Nr. 51+52/2016 vom 22.12.2016

Aufgepimpte Weihnachtslieder

Ruth Wysseiers Variationen in trump-Moll

Von Ruth Wysseier

Machen wir uns doch nichts vor: Gerade an Weihnachten zeigt sich deutlich, dass wir nicht plötzlich in ein postfaktisches Zeitalter geschleudert wurden. Unser weihnächtliches Verhalten ist doch immer schon ein gefühlsgetriebener Wahn gewesen. Eine Litanei faktenfreier Erzählungen, um Wirgefühle hervorzuzaubern. Esel, Krippe, trallala. Wir lassen Tannen fällen, klammern uns an Rituale der Barmherzigkeit, schicken fünfzig Franken nach Afrika und rotten uns im Familienverband zusammen.
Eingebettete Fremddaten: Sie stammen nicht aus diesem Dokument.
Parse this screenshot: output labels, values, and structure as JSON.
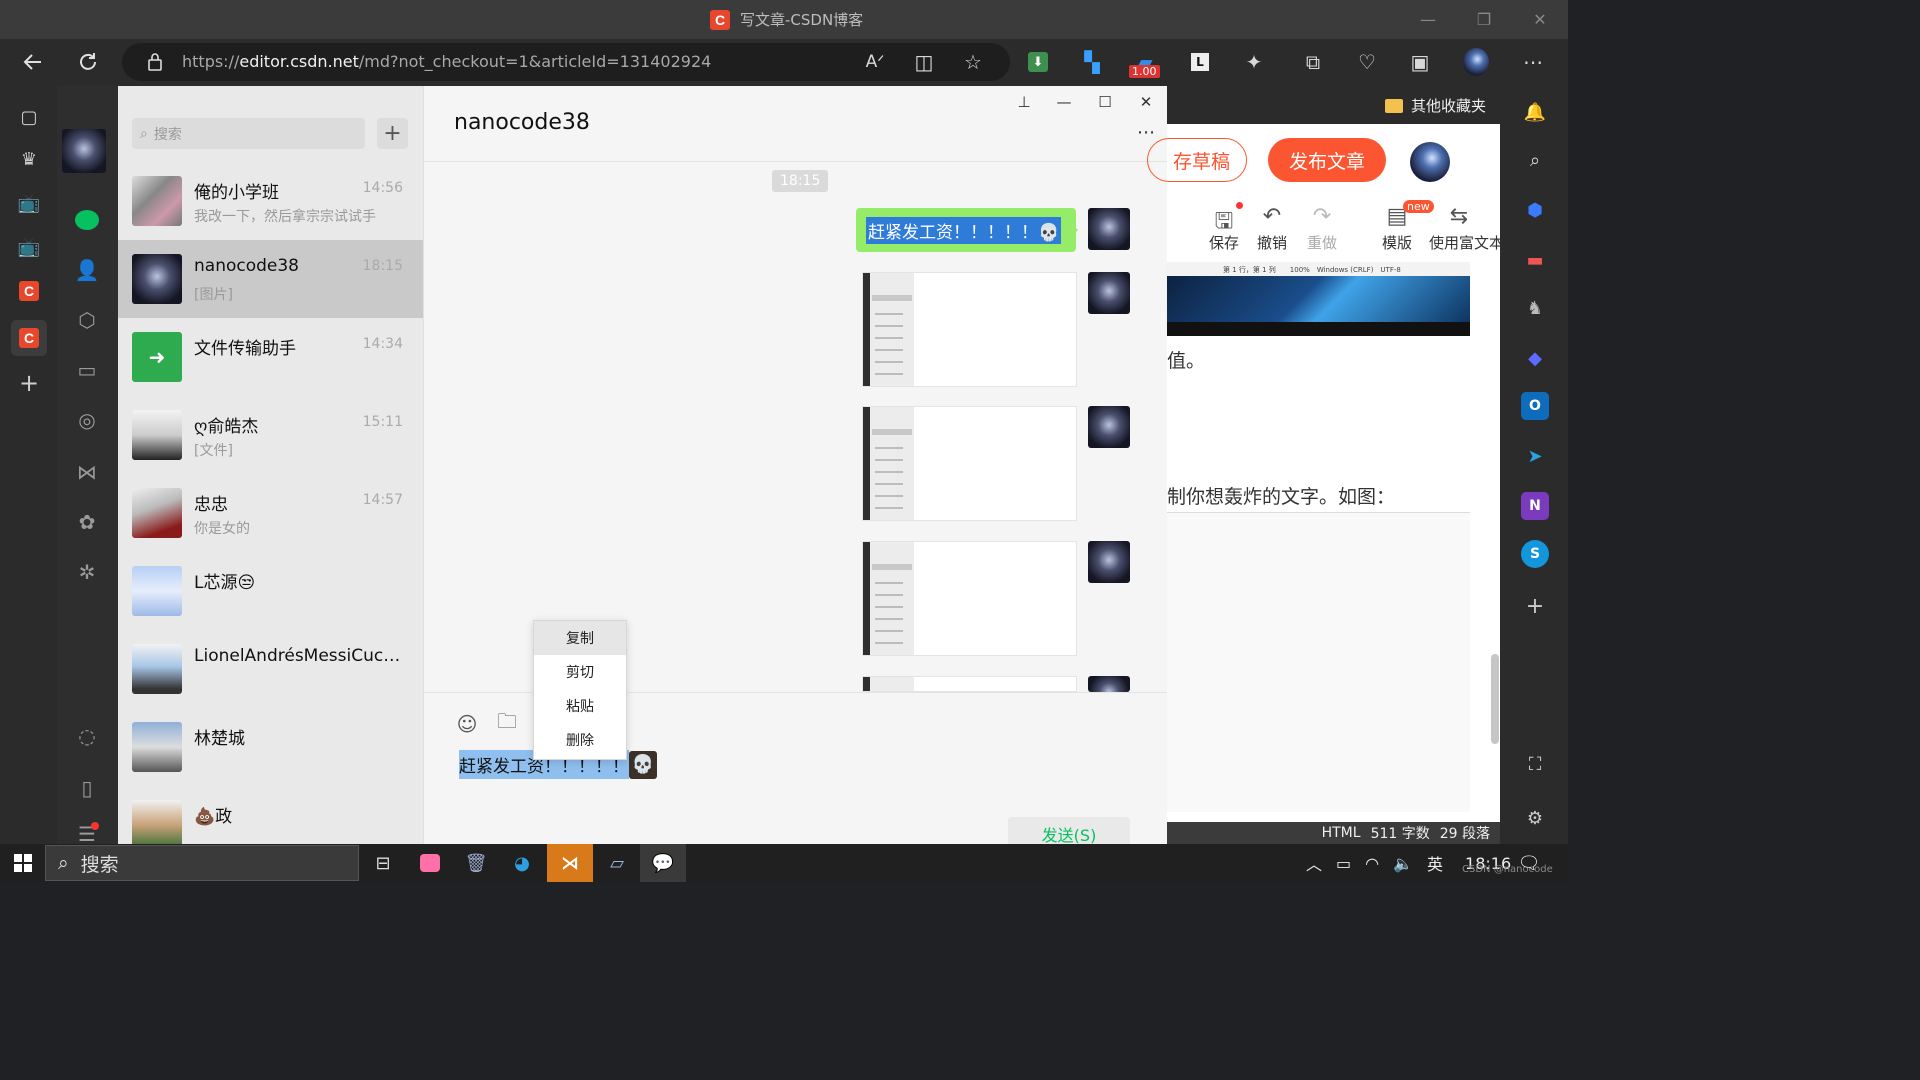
{
  "titlebar": {
    "title": "写文章-CSDN博客",
    "icon_letter": "C"
  },
  "browser": {
    "url_prefix": "https://",
    "url_host": "editor.csdn.net",
    "url_path": "/md?not_checkout=1&articleId=131402924",
    "badge_value": "1.00",
    "fav_folder": "其他收藏夹"
  },
  "wechat": {
    "search_placeholder": "搜索",
    "plus_label": "+",
    "chats": [
      {
        "name": "俺的小学班",
        "time": "14:56",
        "preview": "我改一下，然后拿宗宗试试手"
      },
      {
        "name": "nanocode38",
        "time": "18:15",
        "preview": "[图片]"
      },
      {
        "name": "文件传输助手",
        "time": "14:34",
        "preview": ""
      },
      {
        "name": "ღ俞皓杰",
        "time": "15:11",
        "preview": "[文件]"
      },
      {
        "name": "忠忠",
        "time": "14:57",
        "preview": "你是女的"
      },
      {
        "name": "L芯源😒",
        "time": "",
        "preview": ""
      },
      {
        "name": "LionelAndrésMessiCucci...",
        "time": "",
        "preview": ""
      },
      {
        "name": "林楚城",
        "time": "",
        "preview": ""
      },
      {
        "name": "💩政",
        "time": "",
        "preview": ""
      }
    ],
    "conversation": {
      "title": "nanocode38",
      "time_chip": "18:15",
      "bubble_text": "赶紧发工资！！！！！💀",
      "typed_text": "赶紧发工资！！！！！",
      "send_label": "发送(S)"
    },
    "context_menu": [
      "复制",
      "剪切",
      "粘贴",
      "删除"
    ]
  },
  "csdn": {
    "save_draft": "存草稿",
    "publish": "发布文章",
    "toolbar": [
      {
        "label": "保存",
        "icon": "save-icon"
      },
      {
        "label": "撤销",
        "icon": "undo-icon"
      },
      {
        "label": "重做",
        "icon": "redo-icon"
      },
      {
        "label": "模版",
        "icon": "template-icon",
        "badge": "new"
      },
      {
        "label": "使用富文本",
        "icon": "switch-icon"
      }
    ],
    "preview_status": "第 1 行，第 1 列　　100%　Windows (CRLF)　UTF-8",
    "text_line1": "值。",
    "text_line2": "制你想轰炸的文字。如图：",
    "status": {
      "mode": "HTML",
      "words": "511 字数",
      "paras": "29 段落"
    }
  },
  "taskbar": {
    "search_label": "搜索",
    "ime": "英",
    "clock": "18:16",
    "watermark": "CSDN @nanocode"
  },
  "colors": {
    "wechat_green": "#07c160",
    "bubble_green": "#95ec69",
    "csdn_red": "#fc5531"
  }
}
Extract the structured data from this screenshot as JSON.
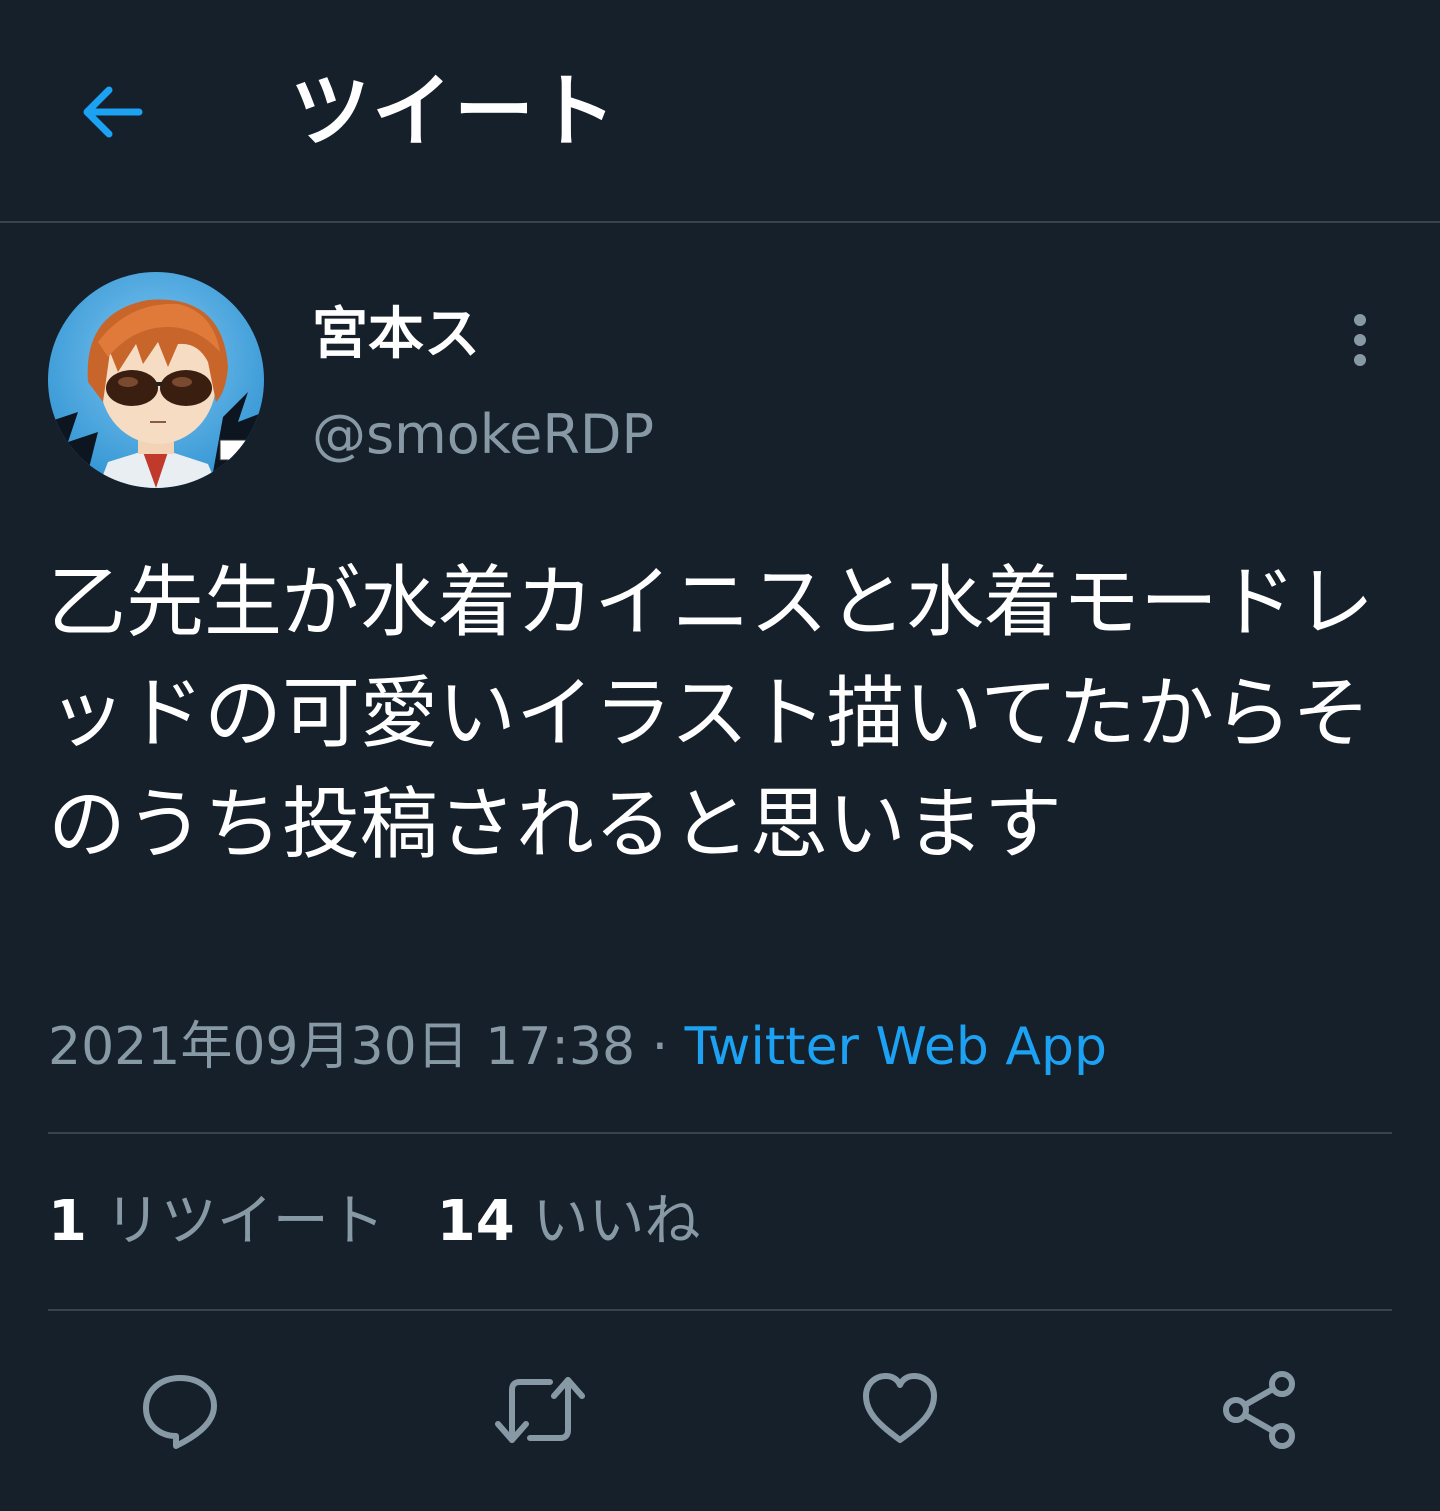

Na ja, möglicherweise fällt das Eintauchen in dieses lauwarme Stimmungsbad heuer etwas schwerer als auch schon. Wenn am Radio ein Weihnachtslied gespielt wird, schleichen sich neuerdings befremdliche Textversatzstücke in mein Repertoire, und die Nacht ist gar nicht mehr heilig und still. Aber hören Sie selbst:

Irre Nacht! Eisige Nacht!
Niemand schläft, alles wacht.
Trumpschen Horror beschert uns das Jahr.
Alter Affe im pissgelben Haar
lässt uns gar keine Ruh’,
lässt uns gar keine Ruh’!

In meinem Kopf purzeln all die in letzter Zeit hastig aufgesogenen beängstigenden Trump-Analysen wild durcheinander, und schon verstehe ich statt «Christ der Retter» «Trump der Rächer».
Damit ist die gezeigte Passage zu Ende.